Рукава халата мешают ему, он засучивает их до локтей, а заодно и рукава своей шелковой рубашки. Исследует глотку коровы и обнаруживает отек. И в этот момент является Коростелев, весь изрезанный после бритья: тоже собирался на вечер.
— Отек гортани, — говорит ему Толя. — Придется проводить трахеотубус.
— Ну, что ты! — говорит Коростелев, опускаясь на корточки рядом с Толей. — Что ты, что ты, что ты… — и сам исследует отек. Ветеринар пробуждается в нем, и вся его коростелевская решимость, решимость до азарта, пробуждается.
— Представляешь, трахеотубус здесь на дворе, без подготовки… говорит он, прощупывая длинными пальцами границы вздутия. — Загноим ей глотку к чертовой матери. Давай неси ртутную мазь.
— А не рискованно? — спрашивает Толя. — Мы вызовем обострение, которое может…
— Все рискованно. Все-таки меньше риска, чем с трахеотубусом. Давай живей, а то на мясо пойдет наша Печальница.
Толя приносит мазь, и они втирают ее в глотку Печальницы. Почти сразу удушье усиливается. Корова вытянула шею, пасть ее раскрыта, глаза, налитые кровью, с смертным ужасом смотрят в потолок, хрипы редки и страшны. Доярки стоят тихо, даже Гирина замолчала.
— Что? — спрашивает Коростелев.
— Аритмия, — говорит Толя, слушающий сердце.
— У человека давно бы остановилось, — говорит одна из доярок. — Это надо же такое мученье…
Опять молчанье и зловещие хрипы. После каждого хрипа ждут — вот сейчас конец.
— Улучшается, — говорит Толя.
— Ну да? — с надеждой спрашивает Коростелев.
Печальница на мгновение приподнимает голову и взглядывает на людей. Все облегченно улыбаются.
— На меня посмотрела, — говорит Гирина. — Матушка моя, на меня…

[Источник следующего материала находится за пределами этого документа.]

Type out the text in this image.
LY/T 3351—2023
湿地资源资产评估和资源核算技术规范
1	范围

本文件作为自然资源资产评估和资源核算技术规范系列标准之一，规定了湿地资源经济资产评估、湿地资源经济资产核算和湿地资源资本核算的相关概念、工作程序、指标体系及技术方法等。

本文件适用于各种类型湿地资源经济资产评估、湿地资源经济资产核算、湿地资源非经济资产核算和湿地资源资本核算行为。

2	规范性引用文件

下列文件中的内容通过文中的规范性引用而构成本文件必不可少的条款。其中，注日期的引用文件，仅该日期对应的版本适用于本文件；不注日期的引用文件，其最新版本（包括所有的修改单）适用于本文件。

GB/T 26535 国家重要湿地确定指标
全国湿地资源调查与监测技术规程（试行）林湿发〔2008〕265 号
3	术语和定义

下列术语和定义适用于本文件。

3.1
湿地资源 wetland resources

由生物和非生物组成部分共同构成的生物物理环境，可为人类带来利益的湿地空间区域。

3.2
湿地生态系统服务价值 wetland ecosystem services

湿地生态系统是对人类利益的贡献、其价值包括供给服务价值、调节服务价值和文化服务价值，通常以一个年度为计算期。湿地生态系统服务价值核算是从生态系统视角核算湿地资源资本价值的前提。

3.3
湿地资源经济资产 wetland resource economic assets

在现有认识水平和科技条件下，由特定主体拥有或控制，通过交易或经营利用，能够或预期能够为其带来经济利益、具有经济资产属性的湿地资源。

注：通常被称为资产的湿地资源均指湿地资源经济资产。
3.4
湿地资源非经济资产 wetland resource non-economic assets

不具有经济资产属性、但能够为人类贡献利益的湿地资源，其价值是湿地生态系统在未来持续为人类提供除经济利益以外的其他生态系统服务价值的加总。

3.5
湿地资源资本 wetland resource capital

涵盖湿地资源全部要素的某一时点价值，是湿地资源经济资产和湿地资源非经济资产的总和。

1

Коростелев исследует отек — он заметно уменьшился — и говорит:
— Будет жить.
Они с Толей смотрят друг на друга, и им смешно.
— На танцы вырядился? — спрашивает Коростелев. — Так, так. Она тебя ждет, понимаешь, а ты тут… Теперь и не ходи: не оправдаешься. Скажет: между нами все кончено…
— Ничего и не начиналось, — говорит Толя. — Два раза потанцевали.
— Что ж, это тоже вещь… Так ты иди. Эндоскоп оставь и иди.
— Ну как же…
— Теперь уж дело ясное — часа через два-три поднимется. Я еще тоже, может быть, успею на концерт. Заскочу домой переодеться и приду.
Толя тоже находит, что корова скоро поднимется и что он может уйти, если Коростелев подежурит. Ему хочется уйти и неловко. Чтобы оправдаться, он говорит:
— Я, правда, обещал Марьяне Федоровне, учительнице, что буду сегодня.
— Вот видишь, — говорит Коростелев, — я так и знал, что у тебя свиданье. На тебе это написано.
— Да не свиданье, — говорит Толя, расстроенный тем, что соврал. — Так просто…
— Иди, иди! — говорит Коростелев.
— Ботиночки-то запачкали, — говорит Гирина. — Дайте, Анатолий Иваныч, оботру.
Доярки ведут Толю мыть руки, помогают ему одеться, снимают соломинки с его пальто. В этой бригаде всё пожилые женщины, и как сына они провожают его на праздник. Они любят его, потому что он молодой, хороший и спас Печальницу.
Толя уходит веселиться. Он идет по замерзшей, крепкой, как железо, дороге, в колеях насыпан белый снежок. Вдали огоньки города, свет на небе от транспаранта, установленного у входа в Дом культуры. Толя идет и думает: как хорошо, что все кончилось благополучно, — и, честное слово, он заработал, чтобы Марьяна Федоровна, в своем синем платьице с белыми горошками, ждала его в танцевальном зале.
А Коростелев остается около Печальницы. Расходятся доярки, ночной сторож заступает смену. Дышат, фыркают, хрустят жвачкой коровы.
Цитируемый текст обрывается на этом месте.